The investment consortium, which includes Just Climate and J. Lauritzen, aims to accelerate Corvus Energy’s expansion as demand grows for clean maritime energy storage solutions.
Corvus Energy, headquartered in Bergen, Norway, develops battery systems that power various vessels including ferries, offshore service vessels, and cruise liners. The company’s technology enables ships to achieve zero-emission or low-emission operations.
"We are excited to welcome 1GT, Just Climate and J. Lauritzen as we strengthen our ability to meet surging global demand for zero-emission solutions in the maritime space," said Fredrik Witte, Chief Executive of Corvus Energy.
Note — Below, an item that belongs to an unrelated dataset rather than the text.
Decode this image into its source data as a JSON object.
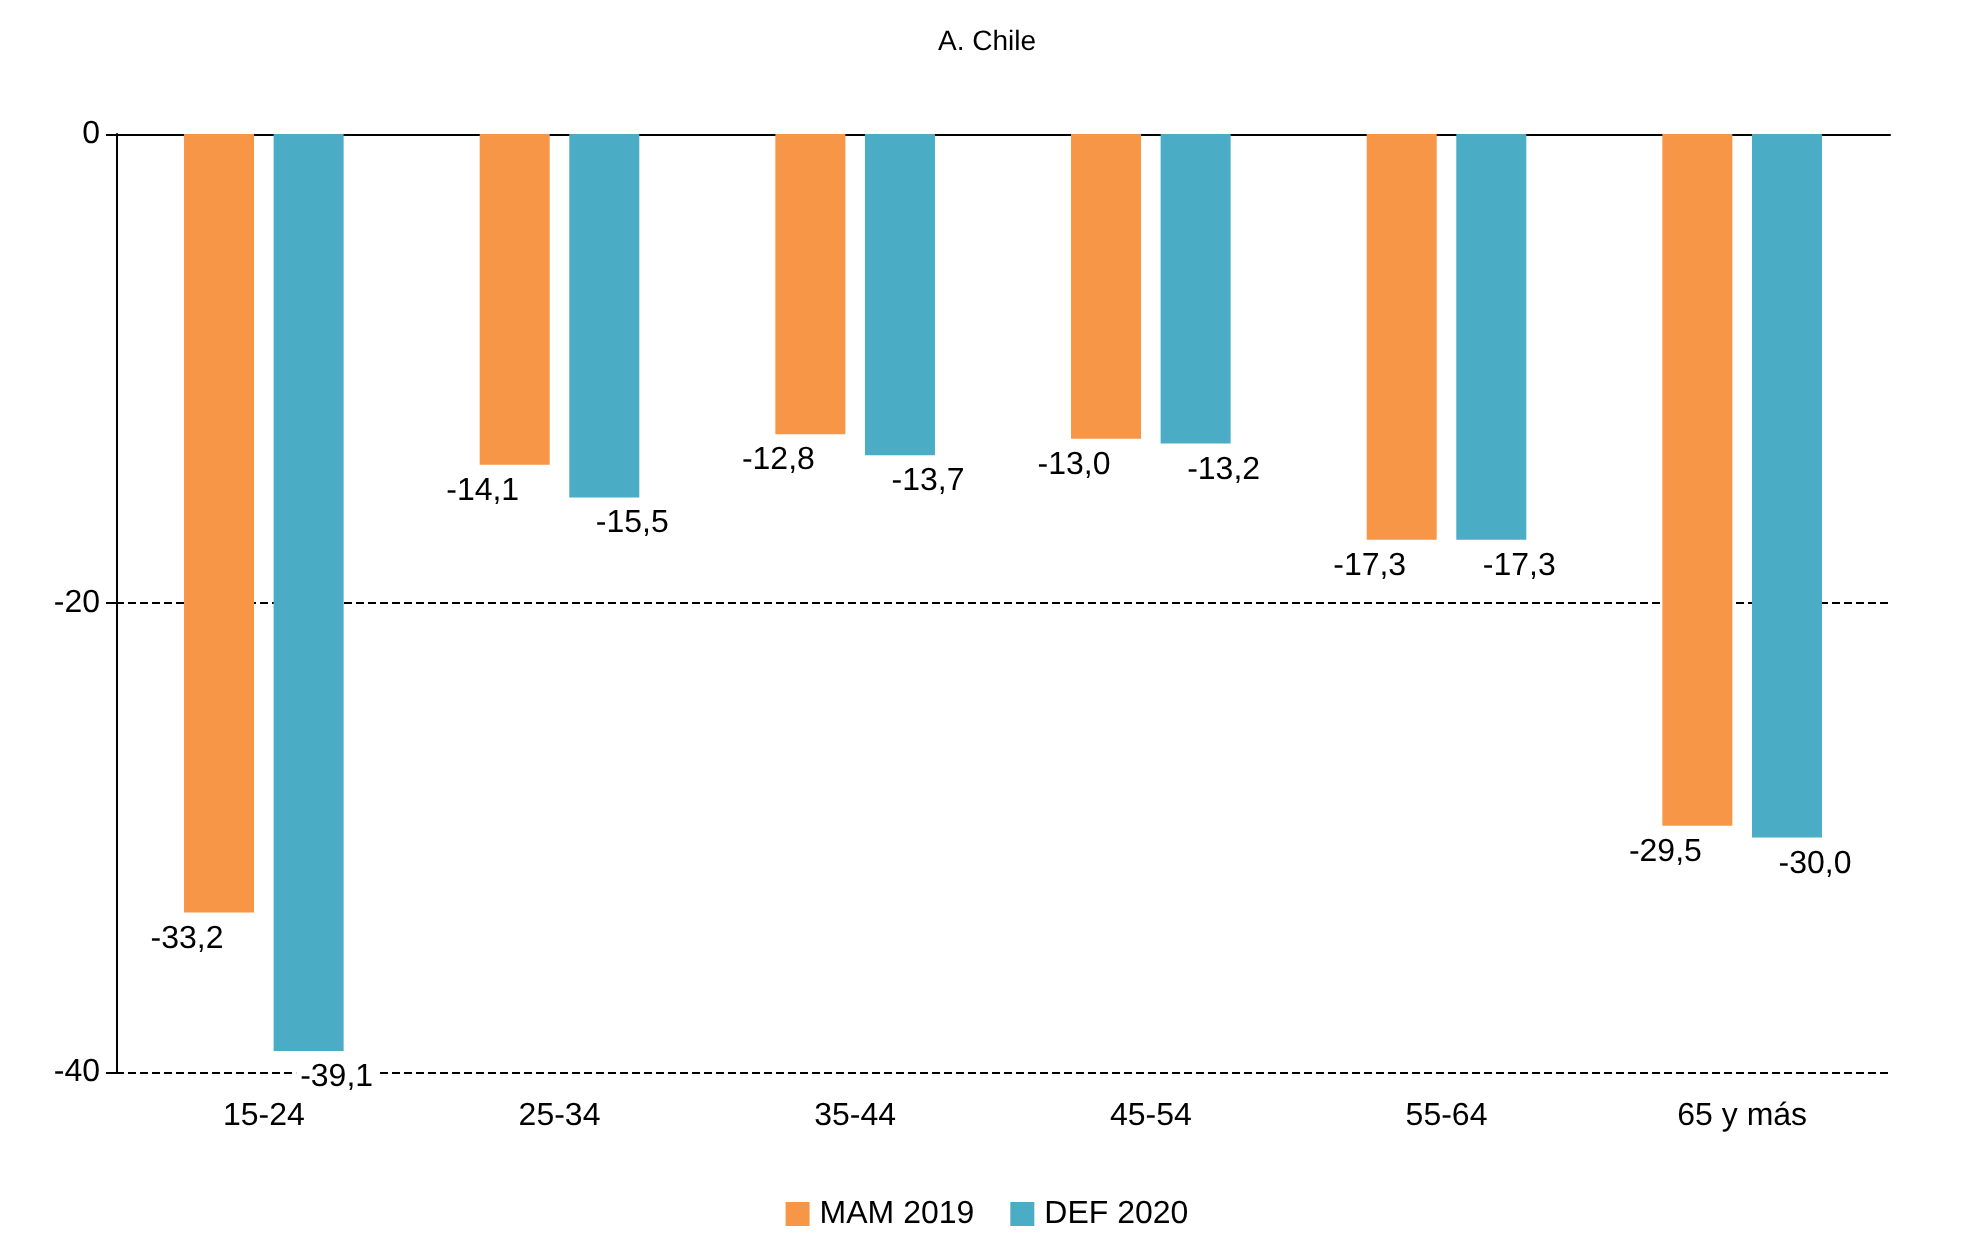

Vikram Raju, MSIM’s Head of Climate Private Equity Investing and 1GT, noted that "maritime decarbonization is a core theme for 1GT" and expressed support for Corvus in its next growth phase.
Founded in 2009, Corvus Energy has built a significant market presence with more than 1,300 installations across Europe, North America, and Asia, delivering over 1,300 MWh of power to a global fleet. The company offers both lithium-ion battery systems and hydrogen PEM fuel cell systems.
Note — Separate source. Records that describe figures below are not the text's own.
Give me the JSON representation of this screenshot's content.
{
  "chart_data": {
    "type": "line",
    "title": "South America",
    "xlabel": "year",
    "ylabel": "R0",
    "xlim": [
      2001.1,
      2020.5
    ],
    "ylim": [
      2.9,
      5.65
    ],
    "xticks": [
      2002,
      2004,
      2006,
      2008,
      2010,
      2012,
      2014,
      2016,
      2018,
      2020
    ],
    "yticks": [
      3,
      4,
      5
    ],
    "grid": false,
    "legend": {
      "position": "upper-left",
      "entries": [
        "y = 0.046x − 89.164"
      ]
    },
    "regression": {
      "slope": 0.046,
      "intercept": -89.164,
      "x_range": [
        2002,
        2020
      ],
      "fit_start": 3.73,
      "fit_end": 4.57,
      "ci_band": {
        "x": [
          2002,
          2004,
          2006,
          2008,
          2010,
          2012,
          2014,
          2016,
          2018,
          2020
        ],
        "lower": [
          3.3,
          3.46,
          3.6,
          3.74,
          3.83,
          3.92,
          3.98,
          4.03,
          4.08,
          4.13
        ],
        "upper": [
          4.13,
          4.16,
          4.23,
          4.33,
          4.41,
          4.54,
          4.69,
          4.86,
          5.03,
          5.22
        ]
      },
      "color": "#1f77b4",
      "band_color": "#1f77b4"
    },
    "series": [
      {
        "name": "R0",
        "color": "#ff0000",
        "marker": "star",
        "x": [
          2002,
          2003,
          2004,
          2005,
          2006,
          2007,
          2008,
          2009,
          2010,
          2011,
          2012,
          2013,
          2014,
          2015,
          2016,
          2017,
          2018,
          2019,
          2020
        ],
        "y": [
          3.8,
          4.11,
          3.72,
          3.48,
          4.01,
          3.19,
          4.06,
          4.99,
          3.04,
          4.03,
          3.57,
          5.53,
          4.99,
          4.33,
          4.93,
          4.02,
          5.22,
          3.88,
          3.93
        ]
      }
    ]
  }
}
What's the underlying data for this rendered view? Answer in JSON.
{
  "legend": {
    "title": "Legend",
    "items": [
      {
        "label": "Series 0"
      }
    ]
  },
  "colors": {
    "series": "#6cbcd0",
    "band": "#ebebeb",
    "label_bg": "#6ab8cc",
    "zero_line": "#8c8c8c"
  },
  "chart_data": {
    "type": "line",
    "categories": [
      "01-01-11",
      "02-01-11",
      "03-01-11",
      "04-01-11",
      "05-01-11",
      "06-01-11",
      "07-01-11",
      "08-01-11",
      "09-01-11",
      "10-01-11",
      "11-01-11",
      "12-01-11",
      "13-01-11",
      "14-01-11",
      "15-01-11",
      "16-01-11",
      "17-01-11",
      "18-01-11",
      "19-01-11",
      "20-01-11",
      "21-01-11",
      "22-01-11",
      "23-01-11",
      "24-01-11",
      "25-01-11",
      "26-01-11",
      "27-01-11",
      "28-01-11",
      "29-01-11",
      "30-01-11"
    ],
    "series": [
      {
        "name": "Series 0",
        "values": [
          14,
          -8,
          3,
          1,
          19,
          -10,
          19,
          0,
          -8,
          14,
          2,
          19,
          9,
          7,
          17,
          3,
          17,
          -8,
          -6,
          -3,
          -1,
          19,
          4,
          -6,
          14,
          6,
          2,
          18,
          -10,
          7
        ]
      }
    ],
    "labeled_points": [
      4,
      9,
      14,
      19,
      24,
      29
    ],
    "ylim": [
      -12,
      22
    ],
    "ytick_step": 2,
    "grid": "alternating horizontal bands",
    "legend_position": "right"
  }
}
The financial terms of the investment were not disclosed in the press release statement.
Morgan Stanley Investment Management oversees approximately $1.7 trillion in assets under management or supervision as of June 30, 2025, according to the company. For detailed insights into Morgan Stanley’s financial health, valuation metrics, and 10+ additional ProTips, investors can access the comprehensive Pro Research Report available on InvestingPro.
In other recent news, Morgan Stanley has seen several important developments. The Federal Reserve has lowered Morgan Stanley’s Stress Capital Buffer from 5.1% to 4.3%, effective October 1, 2025, following the bank’s request for reconsideration. This adjustment also sets the firm’s aggregate U.S. Basel III Standardized Approach Common Equity Tier 1 ratio requirement at 11.8%. Additionally, BMO Capital initiated coverage on Morgan Stanley with an Outperform rating and a price target of $180, citing the bank’s potential for growth in capital markets. In another strategic move, Morgan Stanley Investment Management launched the Alternatives Investing Center, an online education platform aimed at helping financial advisors understand alternative asset classes. This platform provides courses on private equity, real estate, and other investment areas, with options to earn continuing education credits. Furthermore, Morgan Stanley is coordinating a significant transaction for TeraWulf Inc., which plans to raise $3 billion for data center expansion with backing from Google. These developments reflect ongoing strategic initiatives and regulatory adjustments impacting Morgan Stanley.